In terms of feed efficiency, pellets do offer benefits. They can increase feed efficiency by up to 15 percent, either due to increased nutrient ingestion (due to reduced volume per unit of weight) or due to enhanced thermal processing of certain nutrients, or simply because of reduced feed wastage. In practice, it is a combination of all three of the above factors, with the final “mix” depending on the product characteristics and the conditions under which piglets are raised. What remains to be said is that this improved efficiency needs to be bought at a cost that does not exceed the cost of pelleting such feeds, unless one includes long-term benefits from possible enhanced growth rates, if applicable.
Crumbles are a 'jack of all trades'
Neither a pellet nor a meal, someone once described crumbles to me as “bad pellets,” and indeed, some manufacturers produce a soft and short pellet that “crumbles” easily. Perhaps this is a better proposition than the more professionally looking real crumble that requires an expensive piece of machinery to produce a crumble of uniform size and relatively free of fines and dust.
From a marketing point of view, crumbles continue to offer a different point of discussion, and an interesting product that attracts attention. The extra cost for a properly manufactured crumble is always reflected in the final price, and those who have seen the benefits of crumbles are happy to pay for this privilege. Whether animals do benefit from crumbles is a matter of discussion that has no clear answer, although there are strong proponents for either side. As it happens, the truth is always somewhere in the middle, where crumbles do benefit piglets that could also benefit from meal diets — and quite often such situations exist even with the same pen of pigs. For example, not all pigs had the same chances to consume creep feed pre-weaning, not all pigs are equally susceptible to diarrheas and not all pigs are of the same weight for their age. Thus, by giving them an intermediary product can potentially benefit all types of situations.

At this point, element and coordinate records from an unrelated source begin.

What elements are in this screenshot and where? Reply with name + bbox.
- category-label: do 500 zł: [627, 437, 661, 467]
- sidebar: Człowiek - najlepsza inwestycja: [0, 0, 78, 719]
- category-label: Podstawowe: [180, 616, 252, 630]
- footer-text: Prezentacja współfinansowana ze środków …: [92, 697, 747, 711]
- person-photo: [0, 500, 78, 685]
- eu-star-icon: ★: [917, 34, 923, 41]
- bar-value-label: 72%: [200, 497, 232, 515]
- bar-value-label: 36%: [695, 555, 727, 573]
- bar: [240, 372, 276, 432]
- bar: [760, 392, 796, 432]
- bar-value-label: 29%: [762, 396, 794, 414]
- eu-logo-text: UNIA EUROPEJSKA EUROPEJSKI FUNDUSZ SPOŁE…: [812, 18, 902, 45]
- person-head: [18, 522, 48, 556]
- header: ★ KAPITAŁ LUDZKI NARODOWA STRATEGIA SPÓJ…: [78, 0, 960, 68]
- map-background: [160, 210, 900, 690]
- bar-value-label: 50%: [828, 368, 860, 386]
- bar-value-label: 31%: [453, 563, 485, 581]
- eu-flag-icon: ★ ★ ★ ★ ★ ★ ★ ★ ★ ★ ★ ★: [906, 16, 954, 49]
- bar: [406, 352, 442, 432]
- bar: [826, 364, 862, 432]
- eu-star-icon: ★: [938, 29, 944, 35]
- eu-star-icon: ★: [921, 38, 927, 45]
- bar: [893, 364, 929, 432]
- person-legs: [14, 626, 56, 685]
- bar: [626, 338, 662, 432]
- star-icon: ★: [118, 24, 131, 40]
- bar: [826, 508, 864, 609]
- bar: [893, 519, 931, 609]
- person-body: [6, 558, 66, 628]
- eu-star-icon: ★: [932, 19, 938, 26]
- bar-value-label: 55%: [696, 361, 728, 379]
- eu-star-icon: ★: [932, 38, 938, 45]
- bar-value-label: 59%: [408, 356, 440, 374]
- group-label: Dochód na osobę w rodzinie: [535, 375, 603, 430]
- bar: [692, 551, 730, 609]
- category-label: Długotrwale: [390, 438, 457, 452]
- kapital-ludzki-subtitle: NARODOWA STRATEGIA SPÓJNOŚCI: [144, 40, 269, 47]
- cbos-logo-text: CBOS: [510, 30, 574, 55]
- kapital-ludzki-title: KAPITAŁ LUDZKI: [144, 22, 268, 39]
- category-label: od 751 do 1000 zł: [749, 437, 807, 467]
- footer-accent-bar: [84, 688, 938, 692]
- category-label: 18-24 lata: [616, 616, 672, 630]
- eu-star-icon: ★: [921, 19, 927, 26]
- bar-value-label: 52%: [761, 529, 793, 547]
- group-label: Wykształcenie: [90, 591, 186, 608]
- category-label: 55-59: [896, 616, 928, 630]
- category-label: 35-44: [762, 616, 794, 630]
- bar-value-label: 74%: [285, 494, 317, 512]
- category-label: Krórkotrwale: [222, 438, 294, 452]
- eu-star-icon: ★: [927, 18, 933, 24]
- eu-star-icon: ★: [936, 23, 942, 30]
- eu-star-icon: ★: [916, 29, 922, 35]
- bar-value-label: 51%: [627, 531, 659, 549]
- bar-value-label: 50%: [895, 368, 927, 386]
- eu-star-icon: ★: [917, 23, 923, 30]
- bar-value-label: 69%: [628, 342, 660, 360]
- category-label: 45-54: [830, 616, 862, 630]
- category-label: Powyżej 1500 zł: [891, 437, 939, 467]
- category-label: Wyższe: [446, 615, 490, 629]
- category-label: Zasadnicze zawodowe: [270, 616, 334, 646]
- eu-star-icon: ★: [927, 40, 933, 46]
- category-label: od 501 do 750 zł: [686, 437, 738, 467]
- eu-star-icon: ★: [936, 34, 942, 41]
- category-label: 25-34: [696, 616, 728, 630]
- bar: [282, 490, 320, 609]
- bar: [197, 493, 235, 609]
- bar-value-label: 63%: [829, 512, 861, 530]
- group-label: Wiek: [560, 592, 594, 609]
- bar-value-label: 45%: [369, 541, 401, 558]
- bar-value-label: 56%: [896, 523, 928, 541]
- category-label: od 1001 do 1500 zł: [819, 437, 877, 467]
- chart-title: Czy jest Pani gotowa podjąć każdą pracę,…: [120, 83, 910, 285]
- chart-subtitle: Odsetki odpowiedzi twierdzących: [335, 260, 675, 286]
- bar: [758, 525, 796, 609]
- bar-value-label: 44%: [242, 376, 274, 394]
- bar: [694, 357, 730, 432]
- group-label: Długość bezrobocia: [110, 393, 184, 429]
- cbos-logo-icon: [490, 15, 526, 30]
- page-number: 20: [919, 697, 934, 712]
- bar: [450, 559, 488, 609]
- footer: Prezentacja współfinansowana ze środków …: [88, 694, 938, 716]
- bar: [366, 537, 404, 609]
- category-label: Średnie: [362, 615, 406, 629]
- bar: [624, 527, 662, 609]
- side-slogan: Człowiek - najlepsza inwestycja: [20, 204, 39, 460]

From a piglet’s point of view
In brief, from personal experiences, I have found that it is extremely difficult to design, manufacture and manage at farm level a Phase 1 meal-type diet (the first diet piglets are ever exposed to). But, from a piglet’s point of view, I have always championed such diet, despite its difficulties. I have found benefits in terms of piglet performance to outweigh problems that we should be able to resolve instead of hiding inside a pellet. Following the first feed, I consider pellets to be superior until pigs weigh at least 20-25 kilograms (or even up to 50 kilograms in some instances). But, when diarrheas remain a problem throughout the nursery period, I recommend a coarse meal feed, despite the loss in feed efficiency. Finally, crumbles are my favorite form for designer products for specific customers who require a multi-faced approach for their farms.